I recommend it, but it is not an easy book to read. The book is not new (it was originally published in 1971) but Barbary Tuchman did a great service with this book and it deserves to be read. The narrator does an excellent job but, as I said, it is not an easy book to read.
This over 20 hours of listening in 4 parts of the life and times of Joseph Stillwell. It chronicles his life from birth (1911) to death (1945). He first went to China in 1920 and spoke fluent Chinese. He was the military attache to China (1935-39) and commander of US forces and allied chief of staff to Chiang Kai-shek (CKS) in 1942-44. While he was commander of the forces in China he also had to deal with the British which a different agenda in Far East, CKS, the communists Chinese, the Japanese and another US General Chenault. All of these factions had their own agenda and made Stillwell's plans extremely difficult to carry out. In particular, Stilwell believed in taking over the Burma Road to allow for supply of goods into China. The British wanted resources elsewhere; Chenault wanted an exclusive air attack: CKS wanted U aid but did not want to commit Chinese troops and was more worried about the communists than the Japanese and Japanese were aggressively attacking China.
Stilwell is depicted as a person who had a great respect and admiration for the Chinese people but had no respect or trust for high ranking chinese officers who were more interested in kickbacks and maintaining their army rather than winning the war. Stilwell also butted heads with CKS over how Chinese troops should be utilitized.
The story also provides a good summary of the history of China from 1900 on. The story ends sadly. Stilwell does eventually open the Burma road, but air resources had improved to the point where the road was not necessary for supplies.
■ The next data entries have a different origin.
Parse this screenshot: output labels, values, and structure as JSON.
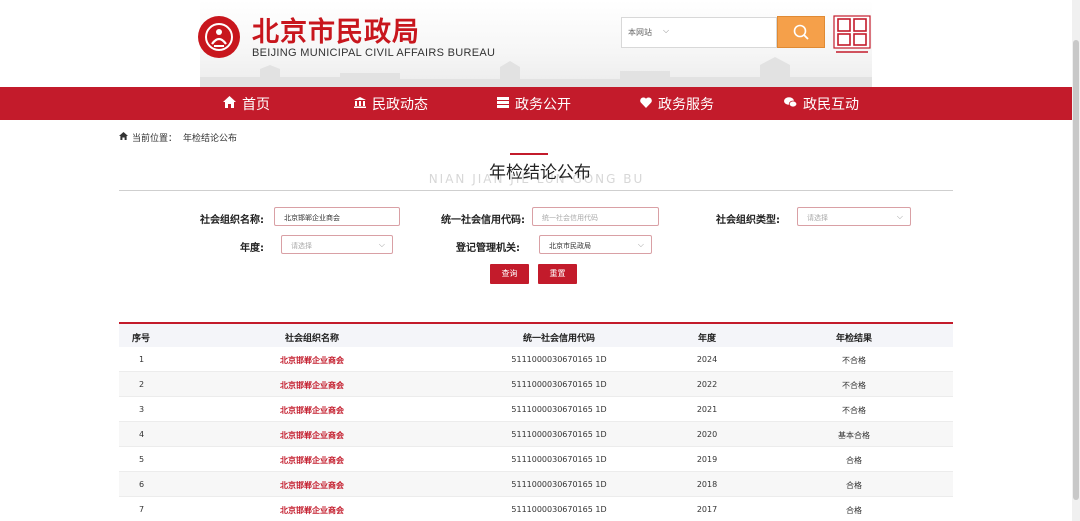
{
  "header": {
    "title_cn": "北京市民政局",
    "title_en": "BEIJING MUNICIPAL CIVIL AFFAIRS BUREAU",
    "search_scope": "本网站",
    "capital_logo_icon": "beijing-capital-logo"
  },
  "nav": {
    "items": [
      {
        "label": "首页",
        "icon": "home-icon"
      },
      {
        "label": "民政动态",
        "icon": "building-icon"
      },
      {
        "label": "政务公开",
        "icon": "list-icon"
      },
      {
        "label": "政务服务",
        "icon": "heart-icon"
      },
      {
        "label": "政民互动",
        "icon": "chat-icon"
      }
    ]
  },
  "breadcrumb": {
    "prefix": "当前位置：",
    "current": "年检结论公布"
  },
  "page": {
    "title": "年检结论公布",
    "title_en": "NIAN JIAN JIE LUN GONG BU"
  },
  "form": {
    "org_name_label": "社会组织名称:",
    "org_name_value": "北京邯郸企业商会",
    "credit_code_label": "统一社会信用代码:",
    "credit_code_placeholder": "统一社会信用代码",
    "org_type_label": "社会组织类型:",
    "org_type_placeholder": "请选择",
    "year_label": "年度:",
    "year_placeholder": "请选择",
    "registry_label": "登记管理机关:",
    "registry_value": "北京市民政局",
    "query_button": "查询",
    "reset_button": "重置"
  },
  "table": {
    "headers": [
      "序号",
      "社会组织名称",
      "统一社会信用代码",
      "年度",
      "年检结果"
    ],
    "rows": [
      {
        "no": "1",
        "name": "北京邯郸企业商会",
        "code": "5111000030670165 1D",
        "year": "2024",
        "result": "不合格"
      },
      {
        "no": "2",
        "name": "北京邯郸企业商会",
        "code": "5111000030670165 1D",
        "year": "2022",
        "result": "不合格"
      },
      {
        "no": "3",
        "name": "北京邯郸企业商会",
        "code": "5111000030670165 1D",
        "year": "2021",
        "result": "不合格"
      },
      {
        "no": "4",
        "name": "北京邯郸企业商会",
        "code": "5111000030670165 1D",
        "year": "2020",
        "result": "基本合格"
      },
      {
        "no": "5",
        "name": "北京邯郸企业商会",
        "code": "5111000030670165 1D",
        "year": "2019",
        "result": "合格"
      },
      {
        "no": "6",
        "name": "北京邯郸企业商会",
        "code": "5111000030670165 1D",
        "year": "2018",
        "result": "合格"
      },
      {
        "no": "7",
        "name": "北京邯郸企业商会",
        "code": "5111000030670165 1D",
        "year": "2017",
        "result": "合格"
      }
    ]
  },
  "colors": {
    "brand_red": "#c31b2b",
    "search_orange": "#f5a04a"
  }
}
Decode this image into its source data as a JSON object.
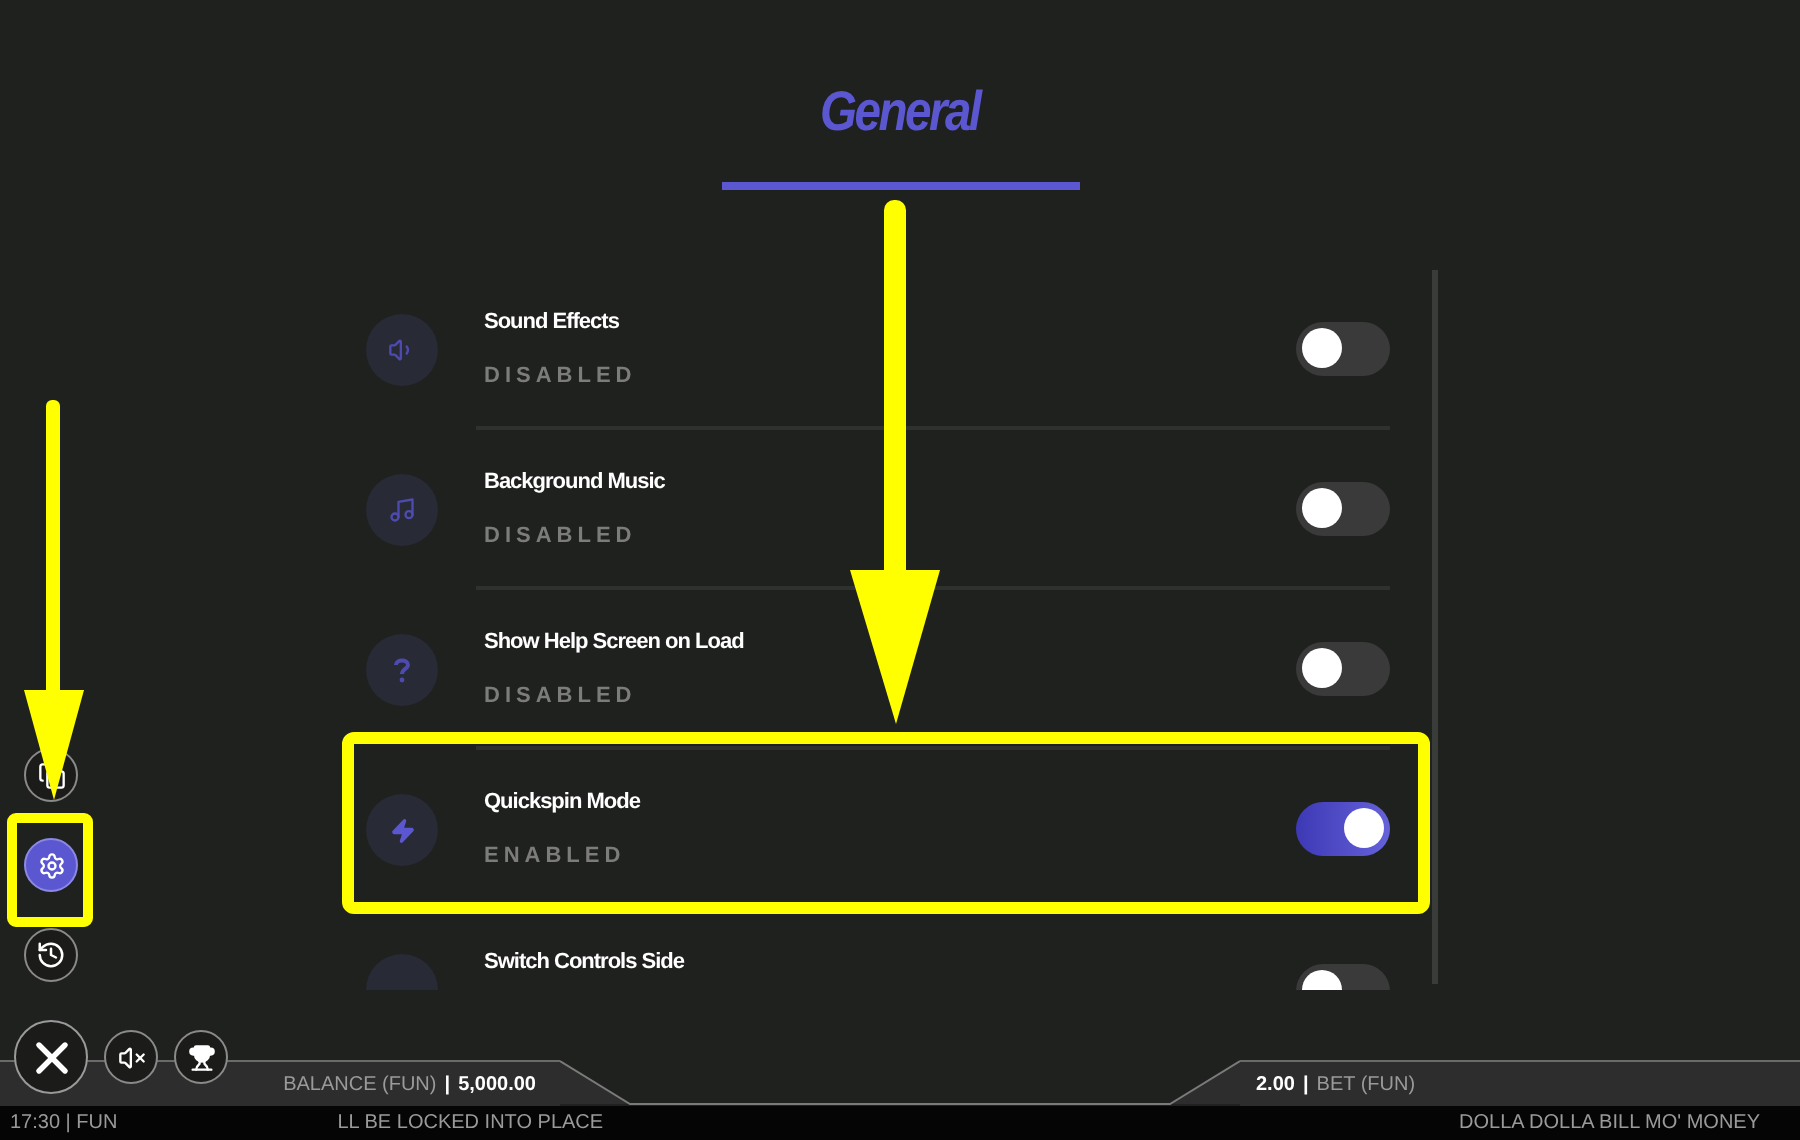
{
  "title": "General",
  "settings": [
    {
      "label": "Sound Effects",
      "status": "DISABLED",
      "on": false
    },
    {
      "label": "Background Music",
      "status": "DISABLED",
      "on": false
    },
    {
      "label": "Show Help Screen on Load",
      "status": "DISABLED",
      "on": false
    },
    {
      "label": "Quickspin Mode",
      "status": "ENABLED",
      "on": true
    },
    {
      "label": "Switch Controls Side",
      "on": false
    }
  ],
  "side_buttons": [
    {
      "selected": false
    },
    {
      "selected": true
    },
    {
      "selected": false
    }
  ],
  "balance": {
    "label": "BALANCE (FUN)",
    "separator": "|",
    "value": "5,000.00"
  },
  "bet": {
    "value": "2.00",
    "separator": "|",
    "label": "BET (FUN)"
  },
  "ticker": [
    "17:30 | FUN",
    "LL BE LOCKED INTO PLACE",
    "DOLLA DOLLA BILL MO' MONEY"
  ]
}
Stilwell was eventually recalled back to the US when Roosevelt caved in to CKS request to have Stillwell removed. He returned to the US without fanfare or recognition for his efforts as the person who saw more battles than anyother in the Pacific.
If you are interested in the history of China ane beginnings of US - China diplomacy you find this book interesting.
B. Tuchman is such a good writer and presenter of Stilwell's good and bad parts and mostly the bad parts of the U.S. - China policy. My stomach began to twist whenever Stilwell had to deal with Chiang Kai Shek et al. It's no wonder Stillwell died of stomach/liver cancer soon after the war. The reason I read the book was that my father was in that theater of war, U.S. Army.
Non-Fiction, Science, History and Business Reader
I am a great admirer of Barbara Tuchman, having previously read most of her books on Audible, so I was very much looking forward to this Pulitzer Prize winning work, but I found only disappointment.
Unlike her other works, I felt that Ms. Tuchman lost perspective on the greater narrative by getting caught up in smaller matters of concern. Too often we find ourselves repeating the same problems again and again with "Peanut" or other issues. We bypass opportunities to effectively communicate the key relationships, choosing instead to illustrate our subject's frustrations with repetition.
I think the source of the problem is the author's access to General's Diary. She clearly greatly enjoyed reading it, and too often falls into the trap of merely re-writing it.